Mixers 6 transistors mixers

Mixers on transistors provide great opportunities for the construction of schematic diagrams in comparison with diode frequency converters. However, the best performance, as in the case of diode mixers, have ring frequency converters. Since the circuit of the ring converter is obtained by connecting two balanced frequency converters, we first consider the schematic diagram of a transistor balanced mixer. Its diagram is shown in Figure 1.

Figure 1. Diagram of a transistor balanced mixer

In the circuit shown in Fig. 1, the frequency currents of the received signal flowing through transistors VT1 and VT3 create a common-mode voltage at the output that is compensated at the input of the next stage (or the input of a band-pass filter of intermediate frequency). The signal of the local oscillator in this circuit freely passes to the output of the converter, but is compensated for at the collector of the transistor VT2, therefore, is significantly attenuated at the input of the radio frequency of this converter.

To suppress the signal of the local oscillator at the output of the frequency converter, a second balanced mixer is used. If at its inputs the local oscillator signal is fed in antiphase with respect to the first balanced mixer, then when the outputs of balanced mixers are connected in parallel, the local oscillator signal in the output spectrum of the converter will be suppressed. As a result, a dual balanced transistor frequency converter circuit will work like a signal multiplier. Diagram of the transistor ring mixer is shown in Figure 2.

Figure 2. Diagram of the transistor ring mixer

In this scheme, the first balanced mixer is assembled on transistors VT1 ... VT3, the second balanced mixer is assembled on transistors VT4 ... VT6. In order for the intermediate frequency current to be summed across the load, the voltage at the radio frequency inputs of balanced transducers is supplied in antiphase.

However, the difference between the current-voltage characteristics of the transistors and the quadratic law leads to non-linear distortions of the received signal, therefore, in some cases, the transistors in the ring mixer are used in the key operation mode. With this mode of operation of the transistor, it is either in the closed state or in the open. In any of these modes, the transistor can be considered ohmic resistance.

The fact that in the key operation mode of the transistor, the signal of the local oscillator becomes rectangular, must be taken into account when choosing the frequencies of the local oscillators and the frequency band of the signal entering the input of such a frequency converter. The circuit of the ring transistor mixer operating in the key mode is shown in Figure 3.

Figure 3. Diagram of a ring mixer operating in key mode

Since the oscillation of the local oscillator is formed by a digital circuit, it is possible to obtain a voltage with only two levels. As already discussed above, this form of heterodyne voltage allows for the implementation of highly linear frequency converters.

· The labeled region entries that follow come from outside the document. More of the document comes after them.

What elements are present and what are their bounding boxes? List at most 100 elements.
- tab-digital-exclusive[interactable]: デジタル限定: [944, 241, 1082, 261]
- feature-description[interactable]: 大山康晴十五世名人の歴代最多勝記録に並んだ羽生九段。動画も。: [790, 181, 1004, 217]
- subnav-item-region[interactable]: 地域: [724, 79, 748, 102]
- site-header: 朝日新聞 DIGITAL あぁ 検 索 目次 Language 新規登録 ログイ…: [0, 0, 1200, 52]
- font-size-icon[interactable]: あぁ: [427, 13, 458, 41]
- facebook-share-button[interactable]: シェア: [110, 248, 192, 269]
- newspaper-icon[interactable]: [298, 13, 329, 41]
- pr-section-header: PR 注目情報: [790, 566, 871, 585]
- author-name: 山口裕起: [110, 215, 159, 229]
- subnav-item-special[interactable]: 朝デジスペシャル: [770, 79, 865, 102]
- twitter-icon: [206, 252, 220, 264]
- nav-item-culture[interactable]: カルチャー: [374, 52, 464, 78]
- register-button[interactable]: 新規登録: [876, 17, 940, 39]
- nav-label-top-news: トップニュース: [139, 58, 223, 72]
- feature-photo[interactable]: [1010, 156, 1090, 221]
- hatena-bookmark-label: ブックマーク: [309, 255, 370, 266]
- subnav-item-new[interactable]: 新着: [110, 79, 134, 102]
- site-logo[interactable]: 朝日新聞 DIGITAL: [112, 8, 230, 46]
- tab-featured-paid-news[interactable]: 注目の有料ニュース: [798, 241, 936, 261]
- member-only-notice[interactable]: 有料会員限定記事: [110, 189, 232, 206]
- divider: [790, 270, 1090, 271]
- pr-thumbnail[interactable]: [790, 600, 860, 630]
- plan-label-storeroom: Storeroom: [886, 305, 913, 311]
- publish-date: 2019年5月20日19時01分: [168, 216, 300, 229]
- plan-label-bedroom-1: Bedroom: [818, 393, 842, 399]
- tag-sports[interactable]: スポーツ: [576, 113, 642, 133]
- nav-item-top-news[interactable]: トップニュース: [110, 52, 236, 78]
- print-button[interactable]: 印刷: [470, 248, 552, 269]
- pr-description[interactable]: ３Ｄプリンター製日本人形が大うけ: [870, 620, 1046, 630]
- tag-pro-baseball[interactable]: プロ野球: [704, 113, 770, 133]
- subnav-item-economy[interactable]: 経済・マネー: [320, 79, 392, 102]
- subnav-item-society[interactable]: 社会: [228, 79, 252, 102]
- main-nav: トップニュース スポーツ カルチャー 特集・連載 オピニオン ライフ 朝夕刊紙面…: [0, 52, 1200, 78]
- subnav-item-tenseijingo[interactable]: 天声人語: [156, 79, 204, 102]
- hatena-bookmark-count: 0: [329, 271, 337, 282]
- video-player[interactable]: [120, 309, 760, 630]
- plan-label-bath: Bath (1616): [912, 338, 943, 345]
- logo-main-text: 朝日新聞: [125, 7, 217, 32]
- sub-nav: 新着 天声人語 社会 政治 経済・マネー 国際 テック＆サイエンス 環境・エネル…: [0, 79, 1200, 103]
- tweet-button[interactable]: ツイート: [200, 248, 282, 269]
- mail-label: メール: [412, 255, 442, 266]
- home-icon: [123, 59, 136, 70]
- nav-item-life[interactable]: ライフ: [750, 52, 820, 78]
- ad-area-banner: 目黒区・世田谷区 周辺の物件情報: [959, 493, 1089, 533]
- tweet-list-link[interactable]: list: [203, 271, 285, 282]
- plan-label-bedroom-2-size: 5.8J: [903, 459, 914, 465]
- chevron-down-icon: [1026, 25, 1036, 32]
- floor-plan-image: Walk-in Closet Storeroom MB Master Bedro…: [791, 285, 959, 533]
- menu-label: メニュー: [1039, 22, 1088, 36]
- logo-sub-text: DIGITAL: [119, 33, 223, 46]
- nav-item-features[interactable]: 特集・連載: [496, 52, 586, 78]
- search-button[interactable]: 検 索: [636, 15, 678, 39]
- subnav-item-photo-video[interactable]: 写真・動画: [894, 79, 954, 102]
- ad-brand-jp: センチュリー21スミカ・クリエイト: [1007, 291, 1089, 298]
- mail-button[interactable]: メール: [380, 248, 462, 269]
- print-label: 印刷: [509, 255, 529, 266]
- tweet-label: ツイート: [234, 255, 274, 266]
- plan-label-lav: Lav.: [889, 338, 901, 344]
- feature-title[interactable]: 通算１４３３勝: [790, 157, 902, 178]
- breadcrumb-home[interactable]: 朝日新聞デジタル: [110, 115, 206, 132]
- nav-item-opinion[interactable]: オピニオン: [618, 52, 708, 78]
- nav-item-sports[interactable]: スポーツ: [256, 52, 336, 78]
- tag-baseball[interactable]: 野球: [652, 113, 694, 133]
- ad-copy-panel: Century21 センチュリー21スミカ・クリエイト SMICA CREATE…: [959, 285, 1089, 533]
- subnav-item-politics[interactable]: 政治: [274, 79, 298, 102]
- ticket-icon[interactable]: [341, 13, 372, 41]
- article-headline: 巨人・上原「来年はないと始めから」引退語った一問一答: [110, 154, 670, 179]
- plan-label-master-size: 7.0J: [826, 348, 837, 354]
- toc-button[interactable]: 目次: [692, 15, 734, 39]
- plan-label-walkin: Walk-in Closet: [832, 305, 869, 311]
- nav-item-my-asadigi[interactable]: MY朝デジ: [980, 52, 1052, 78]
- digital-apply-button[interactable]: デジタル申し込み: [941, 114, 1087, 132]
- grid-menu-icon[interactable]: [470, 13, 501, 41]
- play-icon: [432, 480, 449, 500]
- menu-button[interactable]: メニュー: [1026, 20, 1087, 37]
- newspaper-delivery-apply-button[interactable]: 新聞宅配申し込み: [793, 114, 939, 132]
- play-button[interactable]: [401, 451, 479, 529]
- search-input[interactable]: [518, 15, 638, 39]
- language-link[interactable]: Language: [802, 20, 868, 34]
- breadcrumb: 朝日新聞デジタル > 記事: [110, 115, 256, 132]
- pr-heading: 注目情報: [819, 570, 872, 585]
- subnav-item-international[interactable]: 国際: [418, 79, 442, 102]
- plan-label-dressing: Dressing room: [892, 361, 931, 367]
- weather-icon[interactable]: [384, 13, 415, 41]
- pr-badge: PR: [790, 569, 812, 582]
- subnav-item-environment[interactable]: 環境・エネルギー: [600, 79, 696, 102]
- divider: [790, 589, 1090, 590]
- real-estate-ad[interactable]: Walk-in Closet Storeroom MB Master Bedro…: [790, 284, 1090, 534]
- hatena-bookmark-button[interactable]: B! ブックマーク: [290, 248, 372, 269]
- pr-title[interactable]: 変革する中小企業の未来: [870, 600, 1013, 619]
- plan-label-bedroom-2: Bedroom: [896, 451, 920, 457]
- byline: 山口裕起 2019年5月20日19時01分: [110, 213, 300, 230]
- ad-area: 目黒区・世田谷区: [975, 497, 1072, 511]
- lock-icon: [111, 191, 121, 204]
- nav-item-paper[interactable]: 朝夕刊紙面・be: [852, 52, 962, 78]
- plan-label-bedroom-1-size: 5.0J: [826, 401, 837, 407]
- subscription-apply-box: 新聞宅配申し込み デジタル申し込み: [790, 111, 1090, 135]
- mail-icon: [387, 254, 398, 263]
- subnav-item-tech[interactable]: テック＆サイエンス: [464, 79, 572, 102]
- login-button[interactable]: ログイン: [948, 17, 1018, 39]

In the ring mixer circuit, it is important that the duty cycle of the local oscillator signal is 2, so the counting flip-flop D1 is included in the chip, providing a square wave at its output with very high accuracy. At the same time, this trigger lowers the local oscillator signal frequency by half. This circumstance should be considered when designing a radio receiver.

Since this scheme is standard, by now a sufficiently large range of integrated circuits of mixers operating according to this principle is being produced. The use of integrated technology allows to ensure the identity of the parameters of the transistors of the ring mixer and thereby the suppression of the signals of the local oscillator and the signal in the output circuit. The task of the developer of the radio receiver in most cases is reduced to the choice of a chip with the given parameters. An example of such a mixer is the AD8344 chip.